I'm intrigued by people who are 'eating' Kenya's new railway

What you need to know:

  • Small people “eat” the railway, streetlights and guardrails as part of the wider social infestation caused by the grand corruption of the people.
  • Big people eat tenders, steal votes and fleece the National Treasury.
  • So apart from vandalising the standard gauge railway, they will take off with windows, sockets, electrical wires, and bulbs from the neighbouring public schools.

As the stories on the standard gauge railway recently launched by President Uhuru Kenyatta continued to bubble – the glory it will bring, the cost, which pocketed what and didn’t – I have been intrigued by a less glamorous part of the tale.

These are the fellows who, in many ways, are all but “eating the SGR”: the vandals who are stealing metal bits presumably to sell them as scrap.

You get this image of them watching the SGR as it was being built, and working out what parts they would steal, and budgeting how much they would make off it.

It also didn’t come as a surprise. After the Thika superhighway opened, the thieves went about stealing as much guard railings and lighting as they could.

SOCIAL INFESTATION

The conventional argument is that the small people “eat” the railway, streetlights, and guardrails off the side of highways, as part of the wider social infestation caused by the grand corruption of the Big People.

The Big People eat tenders, steal votes, fleece the National Treasury, and so the folks learn from them and make do with skimming off the “government” things that pass near their village.

So apart from vandalising the SGR, they will take off with the windows, sockets, electrical wires, and bulbs from the neighbouring public schools.

As evidence of this, during the 2013 elections, if you remember, people were quite shocked by the state of some of the Kenyan schools and public places where the polling stations were located.

But there has to be something bigger going on, a new contestation over, to use the cliché, the public [goods] space.

UGANDAN PUZZLE

You see it all over Africa actually. Many times people take these things not to sell for a little change, but to fill a void created by the absence of a state service.

A famous highway was redone in western Uganda some years ago, a section of it passing not far from President Yoweri Museveni’s country home.

The contractors went over the top, and peppered the road with reflective studs – very many of them. But slowly, the studs started disappearing. However, they were not showing up in the second-hand scrap markets, and it was a puzzle.

Soon the puzzle was solved. Being Museveni’s stronghold and backyard, he reportedly visited one of his staunch supporters in a nearby village.

And there, on the edges of the man’s house, were some of the studs that had disappeared from the highway. The family acted without any awareness of how awkward it looked.

BETTER USE

The picture became clear. People didn’t think they were stealing the reflective studs. They considered that they were putting them to better use than the government that was “just wasting them on the drivers”. They could take that position because they didn’t own cars and, therefore, didn’t drive at night.

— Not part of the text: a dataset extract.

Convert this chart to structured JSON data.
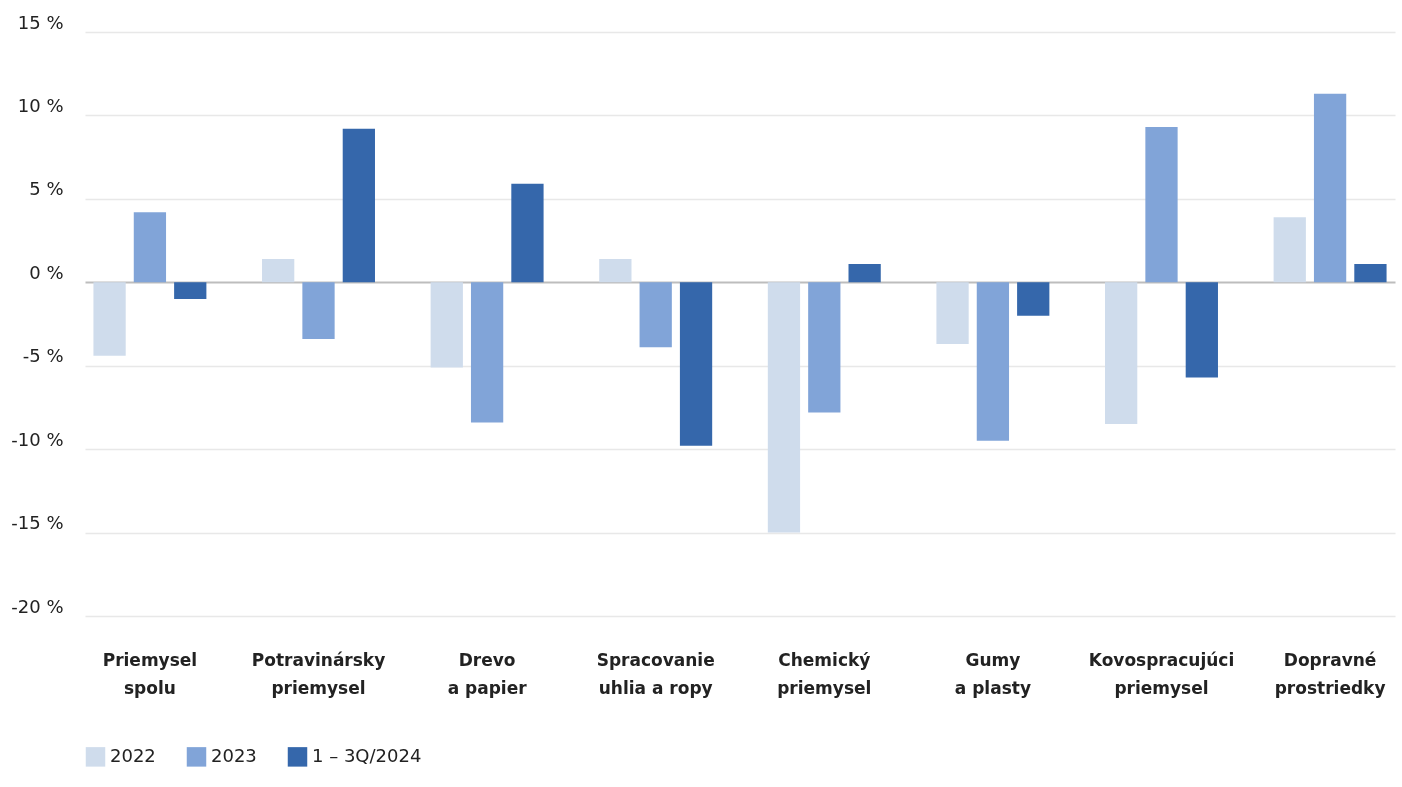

They didn’t have electricity or flush toilets inside in their houses. The reflective studs helped them to see their way to the door at night when they woke up to go and pee or allowed the man of the house not to run into walls when he returned home late at night from the local bar and was groping his way to the bedroom.

If they had electricity, they would not have plucked out the studs. It is a complicated push and pull going on.

One notices, though, that the thieves usually don’t steal many guardrails or streetlights during the construction of these projects.

MORE VALUABLE

In fact, if you think of it, there is more valuable stuff to steal during the building stage. If you are ambitious, you could steal a tractor. There is fuel for the machines, cement, and pipes and metals piled up.

But the people don’t for two reasons. First, until the road is handed over to the government and “unveiled” by the president or a minister, the people still mostly see it as the private property of the contractor. And respect for private property runs deeper than for the public ones.

Secondly, it helps that private property is likely to be guarded. If you want to steal glass from a school, the public school is easier because it won’t have a guard. The private one will likely have both a fence and guard.

African governments generally don’t effectively occupy the public spaces that are supposed to be the State’s charge. Other than for coercive purposes (for example, keeping protesters away from the gates of parliament), they tend to be absent landlords.